Вновь наступило тридцать два такта паузы.

Почему-то Роджер вспомнил себя в церкви, наверное потому, что на сцене танцор-священник появился…

Он исповедовался впервые, хотя ему уже исполнилось одиннадцать лет. Мать привела его в храм и указала место, куда надо идти.

— Вон, видишь, кабинка! — указала она в глубину. «Похоже на биотуалет», — подумал Роджер и смело направился к исповедальне.

За шторкой пахло старым деревом и ладаном. Было темно, и Роджер различил слабый отблеск света лишь на стенке исповедальни. Окошечко… Сделано то ли из сетки, то ли плетение какое… И к нему ухо огромное приставлено. Как у обезьяны.

Маленький Костаки встал коленками на сиденье и дунул в ухо что было силы. Ухо мгновенно исчезло. Зато появился глаз, старающийся рассмотреть в темноте источник хулиганства. В глаз Роджер дуть не стал.

— Меня зовут Роджер! — представился он.

— Зачем ты дунул мне в ухо? — поинтересовался голос из окошечка. — Это богопротивное дело!

— Я не смог противиться соблазну, — честно признался мальчик.

— Соблазн погубит твою душу.

Голос произнес эту фразу печально и фальшиво.

— Увидеть Господа тоже соблазн. Но этот соблазн не станет причиной моего низвержения в ад!

— Вот что, милая девочка!..

— Я — не девочка. Я мальчик. Меня зовут Роджер, — напомнил Костаки. — И я пришел исповедоваться.

— Так делай то, зачем явился! — поторопил голос сердито.

— Я в первый раз.

— Не волнуйся, — смягчился голос. — Я тебе помогу.

— Я не волнуюсь.

— Ты своенравный ребенок!

— Что такое — своенравный? — поинтересовался Роджер.

Голос не ответил на этот вопрос, зато задал другой:

— Ты знаешь, как исповедоваться?

— Мама мне рассказывала.

— Можешь начинать.

— С чего?

— С чего хочешь. И с самого плохого можно начать, и постепенно к этому самому плохому подходить!

— Хорошо… — Роджер задумался, перебирая в голове плохое.

— Ты здесь, мальчик?

— Я вспоминаю о своих грехах. Вы мне мешаете!

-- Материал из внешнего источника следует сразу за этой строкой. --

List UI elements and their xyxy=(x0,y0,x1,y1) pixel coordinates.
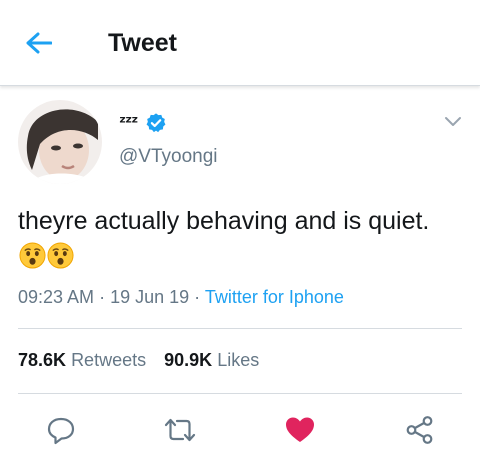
avatar[interactable] xyxy=(18,100,102,184)
meta-separator: · xyxy=(189,287,205,307)
tweet-text: theyre actually behaving and is quiet. xyxy=(18,207,430,235)
meta-separator: · xyxy=(94,287,111,307)
share-icon xyxy=(406,416,433,444)
reply-button[interactable] xyxy=(43,412,79,448)
tweet-date[interactable]: 19 Jun 19 xyxy=(110,287,189,307)
tweet-author: ᶻᶻᶻ @VTyoongi xyxy=(18,100,462,186)
likes-label: Likes xyxy=(217,350,260,370)
arrow-left-icon xyxy=(26,32,52,54)
reply-icon xyxy=(47,417,75,445)
share-button[interactable] xyxy=(402,412,438,448)
user-handle[interactable]: @VTyoongi xyxy=(119,146,218,168)
divider xyxy=(18,393,462,394)
chevron-down-icon[interactable] xyxy=(444,116,462,128)
retweets-label: Retweets xyxy=(71,350,147,370)
retweets-count: 78.6K xyxy=(18,350,67,370)
heart-icon xyxy=(286,417,314,442)
tweet-actions xyxy=(0,412,480,448)
page-title: Tweet xyxy=(108,29,177,57)
tweet-source-link[interactable]: Twitter for Iphone xyxy=(205,287,344,307)
verified-badge-icon xyxy=(146,113,166,133)
back-button[interactable] xyxy=(22,26,56,60)
likes-count: 90.9K xyxy=(164,350,213,370)
likes-stat[interactable]: 90.9K Likes xyxy=(164,350,259,370)
retweet-icon xyxy=(164,418,196,442)
tweet-body: theyre actually behaving and is quiet. xyxy=(18,203,462,275)
retweets-stat[interactable]: 78.6K Retweets xyxy=(18,350,146,370)
hushed-face-emoji-icon xyxy=(47,242,74,269)
like-button[interactable] xyxy=(282,412,318,448)
top-app-bar: Tweet xyxy=(0,0,480,86)
tweet-time: 09:23 AM xyxy=(18,287,95,307)
name-row: ᶻᶻᶻ xyxy=(119,112,167,134)
retweet-button[interactable] xyxy=(162,412,198,448)
tweet-meta: 09:23 AM · 19 Jun 19 · Twitter for Iphon… xyxy=(18,287,344,308)
hushed-face-emoji-icon xyxy=(19,242,46,269)
display-name[interactable]: ᶻᶻᶻ xyxy=(119,113,138,133)
divider xyxy=(18,328,462,329)
tweet-stats: 78.6K Retweets 90.9K Likes xyxy=(18,350,272,371)
profile-photo xyxy=(18,100,102,184)
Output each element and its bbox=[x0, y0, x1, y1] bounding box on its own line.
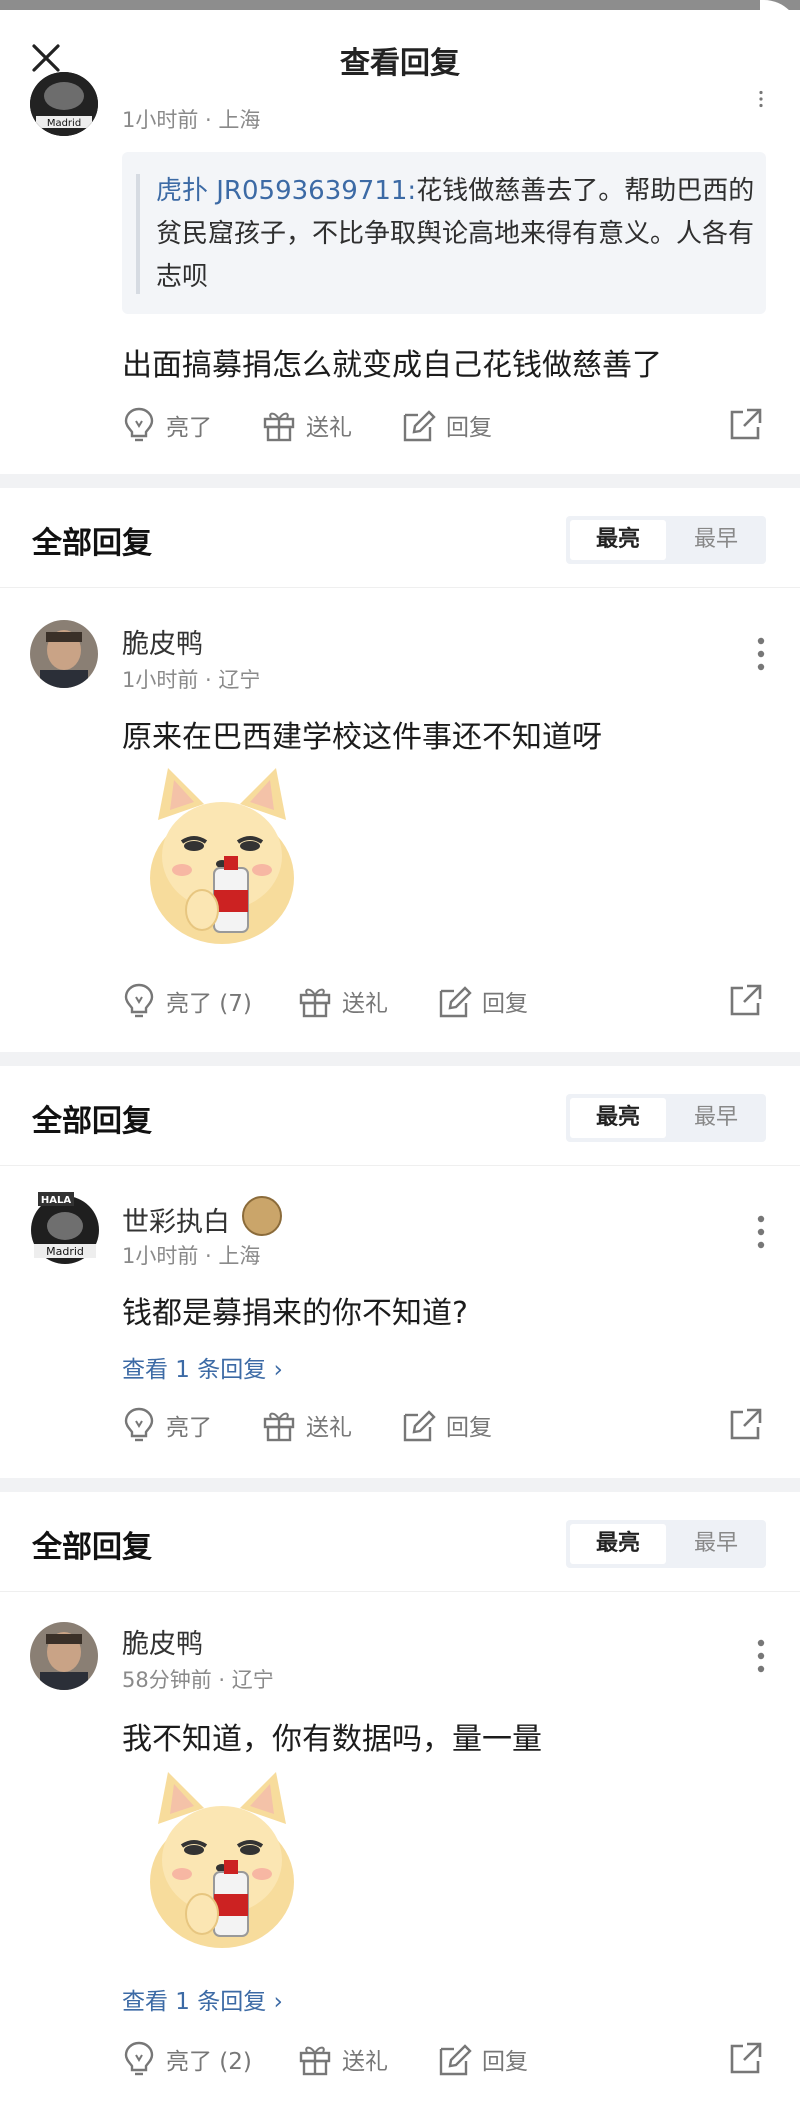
gift-icon bbox=[299, 988, 331, 1018]
lightbulb-icon bbox=[124, 2041, 154, 2076]
divider bbox=[0, 1478, 800, 1492]
quote-author[interactable]: 虎扑 JR0593639711: bbox=[156, 176, 416, 206]
share-icon[interactable] bbox=[728, 2040, 764, 2076]
gift-button[interactable]: 送礼 bbox=[262, 1400, 352, 1450]
comment-body: 原来在巴西建学校这件事还不知道呀 bbox=[122, 720, 602, 755]
comment-body: 出面搞募捐怎么就变成自己花钱做慈善了 bbox=[122, 348, 662, 383]
section-header: 全部回复 最亮 最早 bbox=[0, 1492, 800, 1592]
avatar[interactable] bbox=[30, 1622, 98, 1690]
divider bbox=[0, 1052, 800, 1066]
action-bar: 亮了 (2) 送礼 回复 bbox=[122, 2034, 772, 2084]
comment-body: 我不知道，你有数据吗，量一量 bbox=[122, 1722, 542, 1757]
comment-meta: 58分钟前 · 辽宁 bbox=[122, 1668, 274, 1692]
share-icon[interactable] bbox=[728, 406, 764, 442]
edit-icon bbox=[439, 2044, 472, 2076]
gift-icon bbox=[263, 1412, 295, 1442]
sort-early-tab[interactable]: 最早 bbox=[670, 520, 762, 560]
section-title: 全部回复 bbox=[32, 1104, 152, 1139]
username[interactable]: 世彩执白 bbox=[122, 1200, 230, 1239]
lightbulb-icon bbox=[124, 983, 154, 1018]
lightbulb-icon bbox=[124, 1407, 154, 1442]
divider bbox=[0, 474, 800, 488]
section-header: 全部回复 最亮 最早 bbox=[0, 488, 800, 588]
avatar[interactable]: Madrid bbox=[30, 72, 98, 136]
like-button[interactable]: 亮了 (2) bbox=[122, 2034, 252, 2084]
comment-meta: 1小时前 · 上海 bbox=[122, 1244, 261, 1268]
username[interactable]: 脆皮鸭 bbox=[122, 622, 203, 661]
like-button[interactable]: 亮了 bbox=[122, 400, 212, 450]
edit-icon bbox=[439, 986, 472, 1018]
sort-early-tab[interactable]: 最早 bbox=[670, 1524, 762, 1564]
more-options-icon[interactable] bbox=[754, 1214, 768, 1250]
comment-meta: 1小时前 · 辽宁 bbox=[122, 668, 261, 692]
header: 查看回复 bbox=[0, 10, 800, 106]
action-bar: 亮了 (7) 送礼 回复 bbox=[122, 976, 772, 1026]
gift-button[interactable]: 送礼 bbox=[298, 2034, 388, 2084]
action-bar: 亮了 送礼 回复 bbox=[122, 400, 772, 450]
like-button[interactable]: 亮了 bbox=[122, 1400, 212, 1450]
like-button[interactable]: 亮了 (7) bbox=[122, 976, 252, 1026]
sort-hot-tab[interactable]: 最亮 bbox=[570, 520, 666, 560]
sort-toggle: 最亮 最早 bbox=[566, 1094, 766, 1142]
edit-icon bbox=[403, 410, 436, 442]
edit-icon bbox=[403, 1410, 436, 1442]
share-icon[interactable] bbox=[728, 1406, 764, 1442]
gift-icon bbox=[299, 2046, 331, 2076]
page-title: 查看回复 bbox=[340, 46, 460, 81]
sort-early-tab[interactable]: 最早 bbox=[670, 1098, 762, 1138]
view-replies-link[interactable]: 查看 1 条回复 › bbox=[122, 1982, 283, 2016]
sticker-image[interactable] bbox=[130, 1764, 314, 1954]
more-options-icon[interactable] bbox=[754, 636, 768, 672]
avatar[interactable] bbox=[30, 620, 98, 688]
reply-button[interactable]: 回复 bbox=[400, 1400, 492, 1450]
sticker-image[interactable] bbox=[130, 760, 314, 950]
sort-toggle: 最亮 最早 bbox=[566, 1520, 766, 1568]
lightbulb-icon bbox=[124, 407, 154, 442]
reply-button[interactable]: 回复 bbox=[436, 976, 528, 1026]
gift-button[interactable]: 送礼 bbox=[298, 976, 388, 1026]
svg-text:Madrid: Madrid bbox=[47, 118, 81, 129]
action-bar: 亮了 送礼 回复 bbox=[122, 1400, 772, 1450]
sort-hot-tab[interactable]: 最亮 bbox=[570, 1098, 666, 1138]
reply-button[interactable]: 回复 bbox=[400, 400, 492, 450]
view-replies-link[interactable]: 查看 1 条回复 › bbox=[122, 1350, 283, 1384]
more-options-icon[interactable] bbox=[754, 90, 768, 108]
svg-text:HALA: HALA bbox=[41, 1195, 71, 1206]
gift-button[interactable]: 送礼 bbox=[262, 400, 352, 450]
share-icon[interactable] bbox=[728, 982, 764, 1018]
avatar[interactable]: HALA Madrid bbox=[28, 1190, 102, 1268]
gift-icon bbox=[263, 412, 295, 442]
svg-text:Madrid: Madrid bbox=[46, 1245, 84, 1258]
comment-body: 钱都是募捐来的你不知道? bbox=[122, 1296, 468, 1331]
section-title: 全部回复 bbox=[32, 526, 152, 561]
sort-toggle: 最亮 最早 bbox=[566, 516, 766, 564]
reply-button[interactable]: 回复 bbox=[436, 2034, 528, 2084]
badge-icon bbox=[242, 1196, 282, 1236]
quoted-comment[interactable]: 虎扑 JR0593639711:花钱做慈善去了。帮助巴西的贫民窟孩子，不比争取舆… bbox=[122, 152, 766, 314]
section-title: 全部回复 bbox=[32, 1530, 152, 1565]
comment-meta: 1小时前 · 上海 bbox=[122, 108, 261, 132]
username[interactable]: 脆皮鸭 bbox=[122, 1622, 203, 1661]
sort-hot-tab[interactable]: 最亮 bbox=[570, 1524, 666, 1564]
section-header: 全部回复 最亮 最早 bbox=[0, 1066, 800, 1166]
more-options-icon[interactable] bbox=[754, 1638, 768, 1674]
status-strip bbox=[0, 0, 800, 40]
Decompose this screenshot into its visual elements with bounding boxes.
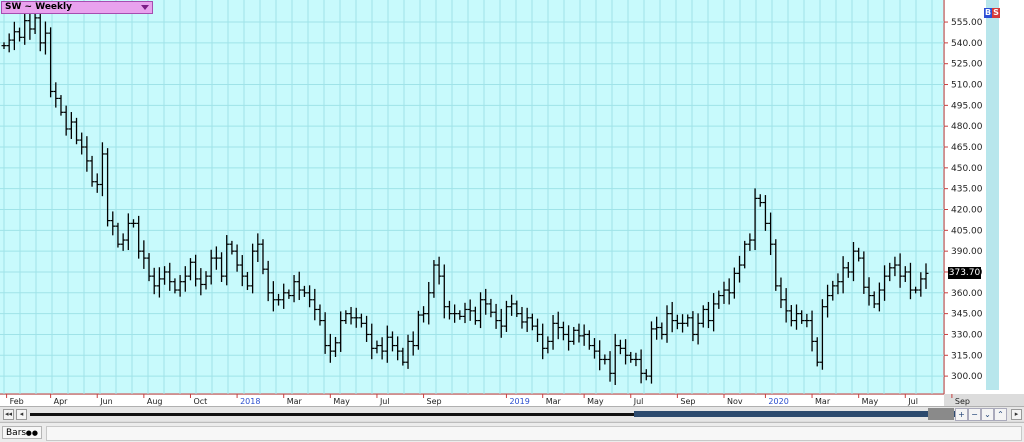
x-tick-label: Mar [546, 397, 562, 406]
x-tick-label: Aug [147, 397, 163, 406]
x-tick-label: Jul [633, 397, 644, 406]
x-tick-label: Nov [727, 397, 743, 406]
buy-icon[interactable]: B [984, 8, 992, 18]
x-tick-label: Jul [907, 397, 918, 406]
x-tick-label: Mar [815, 397, 831, 406]
y-tick-label: 555.00 [951, 18, 983, 28]
right-edge-strip [1000, 0, 1024, 394]
horizontal-scrollbar[interactable]: ◂◂ ◂ + − ⌄ ⌃ ▸ [0, 406, 1024, 421]
x-tick-label: Apr [54, 397, 69, 406]
x-axis-panel [0, 395, 944, 406]
y-tick-label: 405.00 [951, 226, 983, 236]
x-tick-label: 2020 [768, 397, 788, 406]
bars-tab[interactable]: Bars ●● [2, 426, 42, 439]
zoom-in-icon[interactable]: + [955, 408, 968, 421]
dropdown-arrow-icon[interactable] [141, 5, 149, 10]
x-tick-label: 2019 [509, 397, 529, 406]
x-tick-label: Oct [193, 397, 207, 406]
scroll-start-icon[interactable]: ◂◂ [3, 409, 14, 420]
symbol-selector[interactable]: SW ~ Weekly [1, 1, 153, 14]
y-tick-label: 465.00 [951, 143, 983, 153]
y-tick-label: 495.00 [951, 101, 983, 111]
scroll-down-icon[interactable]: ⌄ [981, 408, 994, 421]
x-tick-label: Feb [10, 397, 24, 406]
y-tick-label: 435.00 [951, 185, 983, 195]
y-tick-label: 525.00 [951, 60, 983, 70]
y-tick-label: 450.00 [951, 164, 983, 174]
bars-tab-label: Bars [6, 428, 27, 438]
price-chart: 555.00 540.00 525.00 510.00 495.00 480.00 465.… [0, 0, 1024, 406]
zoom-out-icon[interactable]: − [968, 408, 981, 421]
y-tick-label: 480.00 [951, 122, 983, 132]
y-tick-label: 345.00 [951, 310, 983, 320]
y-tick-label: 315.00 [951, 351, 983, 361]
x-tick-label: May [862, 397, 879, 406]
x-tick-label: Sep [427, 397, 442, 406]
x-tick-label: May [587, 397, 604, 406]
sell-icon[interactable]: S [992, 8, 1000, 18]
y-tick-label: 300.00 [951, 372, 983, 382]
x-tick-label: May [333, 397, 350, 406]
glasses-icon: ●● [25, 429, 38, 437]
scroll-end-panel [928, 408, 954, 420]
y-tick-label: 330.00 [951, 330, 983, 340]
y-tick-label: 360.00 [951, 289, 983, 299]
y-tick-label: 420.00 [951, 205, 983, 215]
last-price-badge: 373.70 [948, 267, 981, 279]
x-tick-label: Sep [955, 397, 970, 406]
chart-tabs-bar: Bars ●● [0, 422, 1024, 442]
expand-icon[interactable]: ⌃ [994, 408, 1007, 421]
y-tick-label: 540.00 [951, 39, 983, 49]
x-tick-label: Mar [287, 397, 303, 406]
x-tick-label: 2018 [240, 397, 260, 406]
right-scroll-column[interactable] [986, 0, 999, 390]
x-tick-label: Jul [379, 397, 390, 406]
x-tick-label: Jun [99, 397, 113, 406]
y-tick-label: 390.00 [951, 247, 983, 257]
scroll-left-icon[interactable]: ◂ [16, 409, 27, 420]
buy-sell-toggle[interactable]: B S [984, 8, 1000, 18]
status-field [46, 426, 1022, 441]
scroll-right-icon[interactable]: ▸ [1011, 409, 1022, 420]
x-tick-label: Sep [680, 397, 695, 406]
symbol-label: SW ~ Weekly [5, 2, 72, 12]
y-tick-label: 510.00 [951, 81, 983, 91]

— Вспоминать надо дома, а здесь исповедоваться и каяться в них! Понял?

— Понял.

— Начинай!

— А можно здесь включить свет?

— Зачем? — удивился голос.

— Я хочу посмотреть на ваше ухо.

— Здесь нет света. А ухо у меня такое же, как у тебя.

— В три раза больше, — не согласился Роджер. — Оно у вас волосатое?

— Не слишком.

— Как мне без света знать, ухо ли дьявола это или ухо священника? Я же не могу каяться перед сатаной.

На той стороне подумали и приняли решение.

— Высунь голову наружу.

Лизбет увидела, как вдруг из исповедальни показалась голова сына, навстречу ей вынырнуло чело святого отца, и через мгновение оба исчезли в исповедальне вновь.

— Как тебе? — поинтересовался голос, который теперь имел черные глаза с мешками под ними, одутловатые щеки и бороду клинышком. — Из-за тебя нарушил таинство!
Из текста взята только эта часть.